AN EXPLANATION OF ANOMALOUS DIELECTRIC-RELAXATION PROPERTIES OF POLY(PROPYLENE GLYCOL)

Dielectric measurements on low molecular weight poly(propylene glycol) over a wide frequency window of about 10 decades show that the relaxation times of the segmental relaxation and the normal modes have different temperature dependences. The segmental relaxation time, tau(s)*, has a much stronger temperature dependence than that of the normal-mode relaxation time, tau-2*. As temperature is decreased, the shorter tau(s)* increases much faster than tau-2*, with a tendency of tau(s)* to encroach tau-2* resulting in a reduction of the dielectric strength of the normal mode.
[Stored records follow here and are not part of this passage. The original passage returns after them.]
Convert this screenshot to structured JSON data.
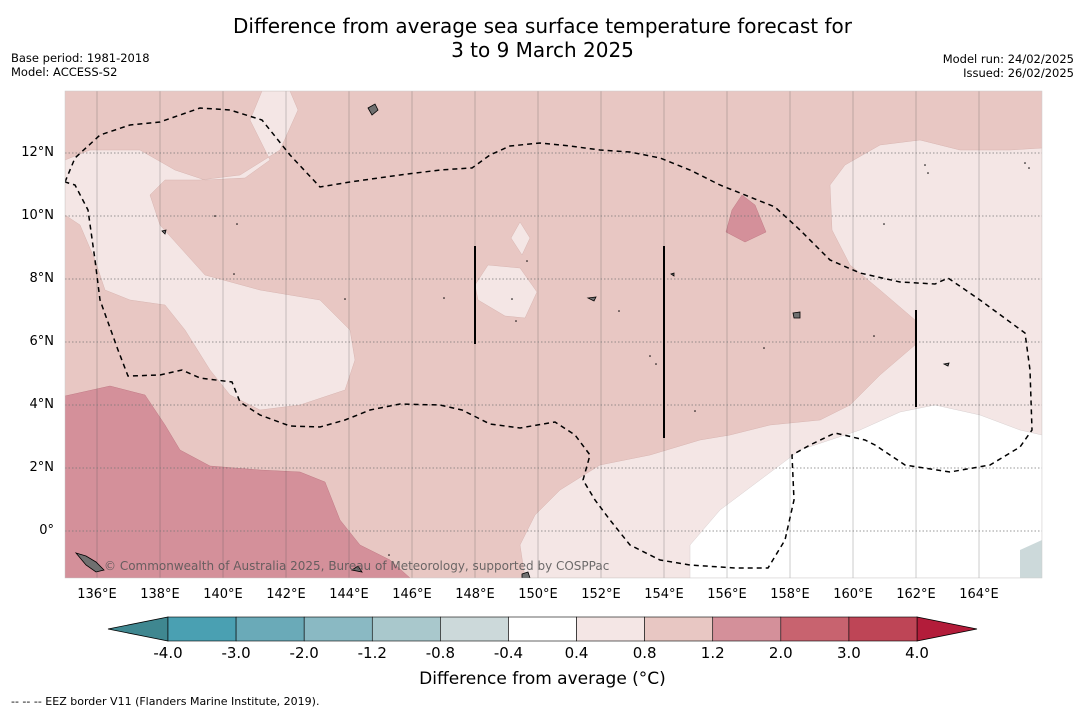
{
  "title_line1": "Difference from average sea surface temperature forecast for",
  "title_line2": "3 to 9 March 2025",
  "base_period": "Base period: 1981-2018",
  "model": "Model: ACCESS-S2",
  "model_run": "Model run: 24/02/2025",
  "issued": "Issued: 26/02/2025",
  "credit": "© Commonwealth of Australia 2025, Bureau of Meteorology, supported by COSPPac",
  "footnote": "--  --  -- EEZ border V11 (Flanders Marine Institute, 2019).",
  "colorbar": {
    "title": "Difference from average (°C)",
    "ticks": [
      "-4.0",
      "-3.0",
      "-2.0",
      "-1.2",
      "-0.8",
      "-0.4",
      "0.4",
      "0.8",
      "1.2",
      "2.0",
      "3.0",
      "4.0"
    ],
    "colors": [
      "#4aa0b2",
      "#6aaab8",
      "#8ab9c3",
      "#a9c8cc",
      "#ccd9da",
      "#ffffff",
      "#f4e6e5",
      "#e8c7c3",
      "#d4909a",
      "#c8636f",
      "#be4556"
    ],
    "extend_low_color": "#3f8790",
    "extend_high_color": "#b31c3a"
  },
  "axes": {
    "lat_labels": [
      "12°N",
      "10°N",
      "8°N",
      "6°N",
      "4°N",
      "2°N",
      "0°"
    ],
    "lon_labels": [
      "136°E",
      "138°E",
      "140°E",
      "142°E",
      "144°E",
      "146°E",
      "148°E",
      "150°E",
      "152°E",
      "154°E",
      "156°E",
      "158°E",
      "160°E",
      "162°E",
      "164°E"
    ]
  },
  "colors": {
    "anomaly_0_4_to_0_8": "#f4e6e5",
    "anomaly_0_8_to_1_2": "#e8c7c3",
    "anomaly_1_2_to_2_0": "#d4909a",
    "neutral": "#ffffff",
    "land": "#707070"
  }
}
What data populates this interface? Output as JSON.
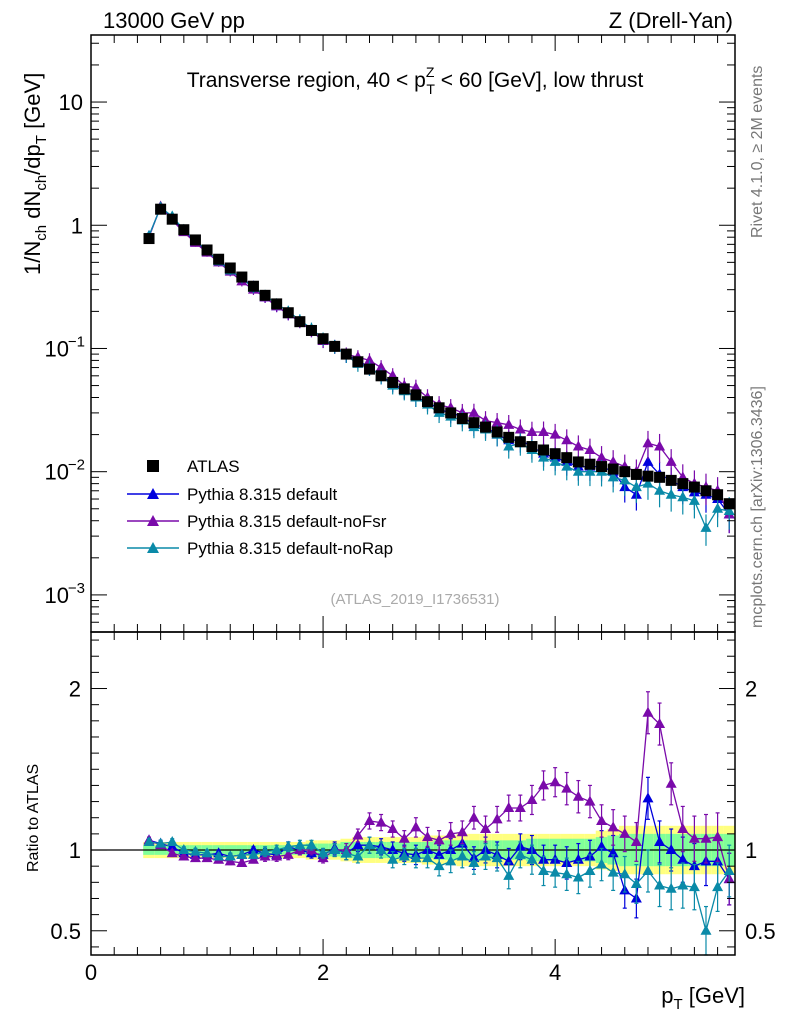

These dielectric results are analogous to that shown in viscoelastic data obtained in low molecular weight polystyrene by Plazek and explained previously by the coupling model. The dielectric data are explained quantitatively here also by the coupling model. Moreover, the molecular weight dependence of the normal-mode relaxation time at constant temperature is found experimentally to be significantly stronger than that expected from Rouse dynamics. It is a consequence of couplings between chains caused by hydrogen bonding of the OH end groups in poly(propylene glycol) and is explained here in the framework of the coupling model.